Lunch Box Sides:-- Ants On A Log (celery, PB, and raisins)
-- Pre-cut fruit in a small reusable container: grapes, strawberries, cantaloupe, watermelon, peeled orange slices, mandarin oranges, canned fruit. A great way to use up leftovers from the night before.
--Chips, crackers or pretzels. Buy big bags and portion out into small containers. Much cheaper than the small bags!
-- Cheese sticks. A 1 oz. string cheese at the store costs around $0.25 on sale. 1 oz. of cheese cut from a block of cheese (on sale for 2.50/lb.) is around $0.06.
-- Carrots. I find 2 lb. bags of carrots frequently for $0.88. I just peel and cut them into smaller sizes instead of buying baby carrots which are usually $2.00 a bag or more.
-- Peeled, salted and halved hard-boiled eggs
-- Applesauce. Homemade or bought in large containers, just divide it into a small portion cup. Don’t forget a plastic spoon!

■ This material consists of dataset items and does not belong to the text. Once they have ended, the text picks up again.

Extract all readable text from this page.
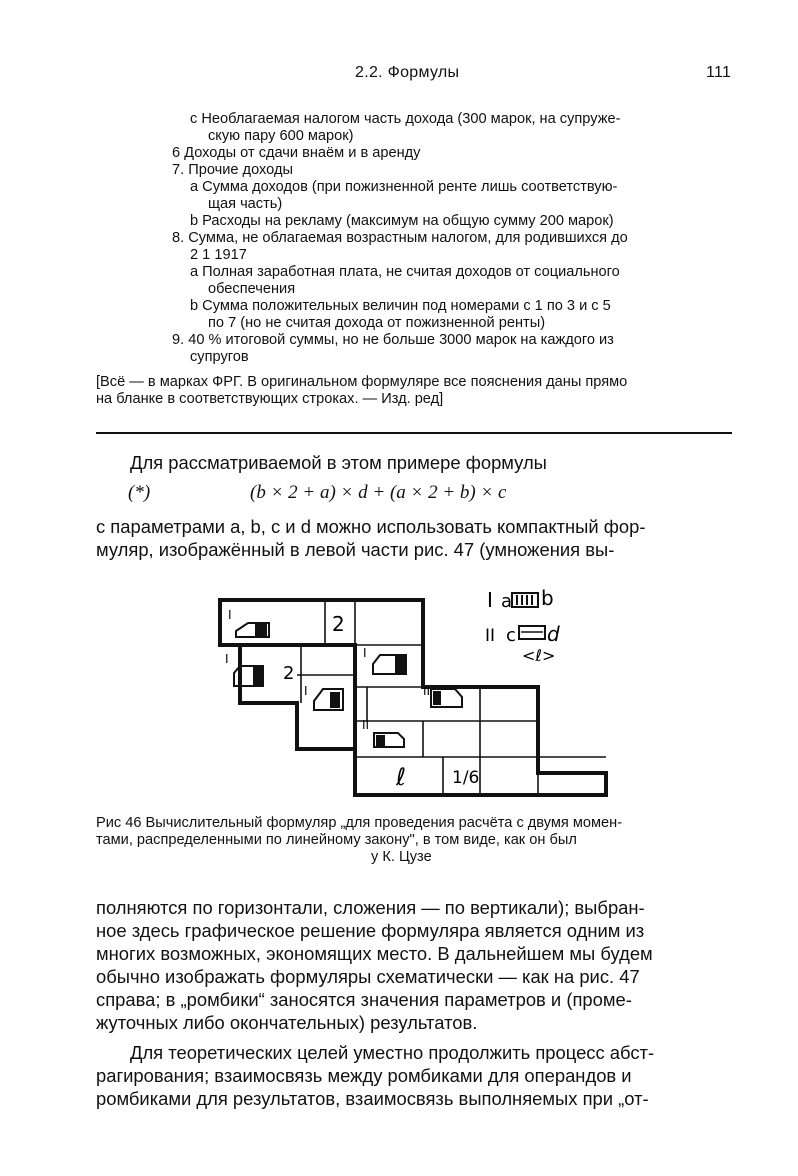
2.2. Формулы	111
c Необлагаемая налогом часть дохода (300 марок, на супруже-
скую пару 600 марок)
6 Доходы от сдачи внаём и в аренду
7. Прочие доходы
a Сумма доходов (при пожизненной ренте лишь соответствую-
щая часть)
b Расходы на рекламу (максимум на общую сумму 200 марок)
8. Сумма, не облагаемая возрастным налогом, для родившихся до
2 1 1917
a Полная заработная плата, не считая доходов от социального
обеспечения
b Сумма положительных величин под номерами с 1 по 3 и с 5
по 7 (но не считая дохода от пожизненной ренты)
9. 40 % итоговой суммы, но не больше 3000 марок на каждого из
супругов
[Всё — в марках ФРГ. В оригинальном формуляре все пояснения даны прямо
на бланке в соответствующих строках. — Изд. ред]
Для рассматриваемой в этом примере формулы
(*)	(b × 2 + a) × d + (a × 2 + b) × c
с параметрами a, b, c и d можно использовать компактный фор-
муляр, изображённый в левой части рис. 47 (умножения вы-
I	2
I
2
I
I	II
II
ℓ	1/6
I a b
II c d
<ℓ>
Рис 46 Вычислительный формуляр „для проведения расчёта с двумя момен-
тами, распределенными по линейному закону", в том виде, как он был
у К. Цузе
полняются по горизонтали, сложения — по вертикали); выбран-
ное здесь графическое решение формуляра является одним из
многих возможных, экономящих место. В дальнейшем мы будем
обычно изображать формуляры схематически — как на рис. 47
справа; в „ромбики“ заносятся значения параметров и (проме-
жуточных либо окончательных) результатов.
Для теоретических целей уместно продолжить процесс абст-
рагирования; взаимосвязь между ромбиками для операндов и
ромбиками для результатов, взаимосвязь выполняемых при „от-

-- Bananas. If a whole banana is too much, cut the banana in half through skin and all. Then only the tiny bit on the end will turn brown and rest of the banana is perfectly fresh.
Lunch Box Treats:-- Mix up a full box of pudding or jello, portion it out into small reusable containers and you have a homemade pudding cup. I figure this method is about half price depending on the deal you get on the pudding and the milk to go in it.
-- Make a batch of cookies, brownies, or bars. Wrap individually in plastic wrap, then place in a gallon bag in the freezer. Tah-dah! Homemade individual treats ready for lunch boxes. And they are homemade, so that means no preservatives or added junk and you can control how much sugar/fat is in them.
--Toss in a handful of marshmallows or chocolate chips.
-- Halloween is coming up…let them put one or two pieces of candy in with their lunch! My kids think this is the best thing ever.